Is every lattice in a Lie group Ad-irreducible?
No. This is false for $ G $ compact because any finite subgroup is a lattice. And it is certainly false if $ G $ is not simple since a group can only contain an Ad-irreducible subgroup if it is itself simple. So I'm asking...
Is every lattice in a non compact simple Lie group Ad-irreducible?
In other words, let $ G $ be a non compact simple Lie group. Let $ \Gamma $ be a lattice in $ G $. Must the the conjugation action of $ \Gamma $ on the lie algebra of $ G $ be an irreducible representation?
For example, I think it is true that all lattices in $ SL_2(\mathbb{R}) $ and $ SL_2(\mathbb{C}) $ are Ad-irreducible.
The desired fact follows from a Borel density theorem type result. Thm 3 of
https://www3.nd.edu/~andyp/notes/BorelDensity.pdf
states "Let G be a connected semisimple $\mathbb{R}$-algebraic group and let Γ < G be a lattice. Let ϕ : G → $GL_m(\mathbb{R})$ be an irreducible polynomial representation of G. Then the restriction of ϕ to Γ is irreducible." (this theorem should also assume that $ G $ has no compact factors, but that is sort of implied by context, for example theorem 1 earlier in the reference specifies that $ G $ has no compact factors)
Every noncompact simple Lie group, other than the universal cover of $ SL_2(\mathbb{R}) $, is a connected semisimple $\mathbb{R}$-algebraic group. For a simple group the adjoint representation is irreducible by definition. Also the adjoint representation is always a polynomial representation. Thus we can apply the theorem to conclude that the adjoint representation restricted to $ \Gamma $ must be irreducible.
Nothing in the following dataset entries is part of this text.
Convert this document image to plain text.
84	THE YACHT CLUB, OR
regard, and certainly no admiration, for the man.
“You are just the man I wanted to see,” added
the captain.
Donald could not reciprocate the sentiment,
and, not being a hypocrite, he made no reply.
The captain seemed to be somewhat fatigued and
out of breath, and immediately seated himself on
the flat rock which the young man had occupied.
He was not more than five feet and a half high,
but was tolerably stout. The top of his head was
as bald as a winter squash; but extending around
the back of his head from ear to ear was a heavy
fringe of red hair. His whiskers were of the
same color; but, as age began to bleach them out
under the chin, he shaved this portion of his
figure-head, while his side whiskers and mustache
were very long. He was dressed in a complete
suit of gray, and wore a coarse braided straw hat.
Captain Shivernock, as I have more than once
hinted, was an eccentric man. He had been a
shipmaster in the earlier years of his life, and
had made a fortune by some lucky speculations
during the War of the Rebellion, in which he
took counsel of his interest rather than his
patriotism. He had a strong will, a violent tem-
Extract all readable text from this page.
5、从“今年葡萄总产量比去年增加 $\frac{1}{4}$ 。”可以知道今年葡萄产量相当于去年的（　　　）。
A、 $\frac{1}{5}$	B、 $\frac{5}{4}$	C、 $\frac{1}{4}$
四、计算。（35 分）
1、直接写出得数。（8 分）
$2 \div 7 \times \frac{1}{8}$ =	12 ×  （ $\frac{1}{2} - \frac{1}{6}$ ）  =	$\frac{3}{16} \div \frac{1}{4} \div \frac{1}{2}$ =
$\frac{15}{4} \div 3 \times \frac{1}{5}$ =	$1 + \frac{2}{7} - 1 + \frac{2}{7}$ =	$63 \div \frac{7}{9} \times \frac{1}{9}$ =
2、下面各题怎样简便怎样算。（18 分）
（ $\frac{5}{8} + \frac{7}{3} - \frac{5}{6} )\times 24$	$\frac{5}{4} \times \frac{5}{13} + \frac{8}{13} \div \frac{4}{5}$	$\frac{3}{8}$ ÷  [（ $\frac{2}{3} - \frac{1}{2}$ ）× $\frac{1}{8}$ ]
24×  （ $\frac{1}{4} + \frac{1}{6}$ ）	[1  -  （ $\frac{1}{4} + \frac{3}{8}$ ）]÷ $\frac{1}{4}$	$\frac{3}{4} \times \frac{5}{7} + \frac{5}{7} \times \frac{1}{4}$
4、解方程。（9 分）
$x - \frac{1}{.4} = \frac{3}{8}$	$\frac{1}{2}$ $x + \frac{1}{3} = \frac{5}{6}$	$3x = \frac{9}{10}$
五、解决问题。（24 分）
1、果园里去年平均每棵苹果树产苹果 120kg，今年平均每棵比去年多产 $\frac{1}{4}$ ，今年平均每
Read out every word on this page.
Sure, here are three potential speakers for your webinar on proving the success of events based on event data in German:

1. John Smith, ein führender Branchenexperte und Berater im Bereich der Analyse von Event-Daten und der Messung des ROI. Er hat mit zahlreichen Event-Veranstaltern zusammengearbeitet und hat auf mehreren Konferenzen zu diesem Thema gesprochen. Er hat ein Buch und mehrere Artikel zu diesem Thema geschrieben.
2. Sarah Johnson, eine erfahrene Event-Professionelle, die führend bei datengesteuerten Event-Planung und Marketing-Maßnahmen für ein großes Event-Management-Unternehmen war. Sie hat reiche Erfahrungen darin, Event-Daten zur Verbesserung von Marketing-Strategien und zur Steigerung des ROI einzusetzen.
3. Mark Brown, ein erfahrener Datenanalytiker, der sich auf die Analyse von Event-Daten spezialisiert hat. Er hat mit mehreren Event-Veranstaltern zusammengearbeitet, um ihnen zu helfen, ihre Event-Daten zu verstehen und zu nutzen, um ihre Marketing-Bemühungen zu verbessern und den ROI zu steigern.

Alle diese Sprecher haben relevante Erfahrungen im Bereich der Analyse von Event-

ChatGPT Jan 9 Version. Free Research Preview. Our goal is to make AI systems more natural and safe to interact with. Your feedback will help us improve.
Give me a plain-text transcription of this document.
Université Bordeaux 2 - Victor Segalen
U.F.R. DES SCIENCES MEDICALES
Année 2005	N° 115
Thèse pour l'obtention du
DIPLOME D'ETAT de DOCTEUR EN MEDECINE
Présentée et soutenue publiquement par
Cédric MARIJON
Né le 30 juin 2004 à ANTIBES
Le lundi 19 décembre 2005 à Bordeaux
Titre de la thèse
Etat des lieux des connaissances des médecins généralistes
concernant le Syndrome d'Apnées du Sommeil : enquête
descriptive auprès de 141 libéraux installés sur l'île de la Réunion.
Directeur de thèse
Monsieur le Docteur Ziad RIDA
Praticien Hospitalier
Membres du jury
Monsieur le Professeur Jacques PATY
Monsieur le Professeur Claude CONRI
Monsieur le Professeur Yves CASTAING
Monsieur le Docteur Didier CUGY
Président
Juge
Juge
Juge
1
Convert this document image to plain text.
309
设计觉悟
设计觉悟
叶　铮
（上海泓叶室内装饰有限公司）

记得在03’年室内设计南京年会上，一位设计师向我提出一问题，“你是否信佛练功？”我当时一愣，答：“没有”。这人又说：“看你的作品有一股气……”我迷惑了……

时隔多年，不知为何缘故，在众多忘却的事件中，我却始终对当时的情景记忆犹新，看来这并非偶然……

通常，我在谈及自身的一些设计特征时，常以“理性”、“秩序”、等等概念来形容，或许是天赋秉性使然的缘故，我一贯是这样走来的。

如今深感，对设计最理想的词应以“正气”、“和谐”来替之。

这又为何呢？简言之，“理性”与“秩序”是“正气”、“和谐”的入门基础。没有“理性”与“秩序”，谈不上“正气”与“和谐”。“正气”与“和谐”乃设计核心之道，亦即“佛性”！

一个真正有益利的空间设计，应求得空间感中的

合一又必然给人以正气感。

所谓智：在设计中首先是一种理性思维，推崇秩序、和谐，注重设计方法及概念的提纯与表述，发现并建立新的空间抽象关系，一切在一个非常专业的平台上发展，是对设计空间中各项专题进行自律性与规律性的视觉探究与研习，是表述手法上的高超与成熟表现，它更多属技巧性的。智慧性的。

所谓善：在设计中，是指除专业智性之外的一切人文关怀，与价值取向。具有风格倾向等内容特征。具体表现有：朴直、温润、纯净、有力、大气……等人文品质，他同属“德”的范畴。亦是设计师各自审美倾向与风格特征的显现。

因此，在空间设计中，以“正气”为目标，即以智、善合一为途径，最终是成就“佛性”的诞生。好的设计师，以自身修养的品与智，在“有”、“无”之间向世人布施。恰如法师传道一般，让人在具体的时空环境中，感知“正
The last case to consider is when $ G $ is not algebraic because it is the universal cover of $ SL_2(\mathbb{R}) $. In this case the adjoint representation still factors through actual $ SL_2(\mathbb{R}) $ and any lattice $ \tilde{\Gamma} $ in the universal cover factors through a lattice $ \Gamma $ in actual $ SL_2(\mathbb{R}) $. So the result is also true for all lattices in the universal cover of $ SL_2(\mathbb{R}) $.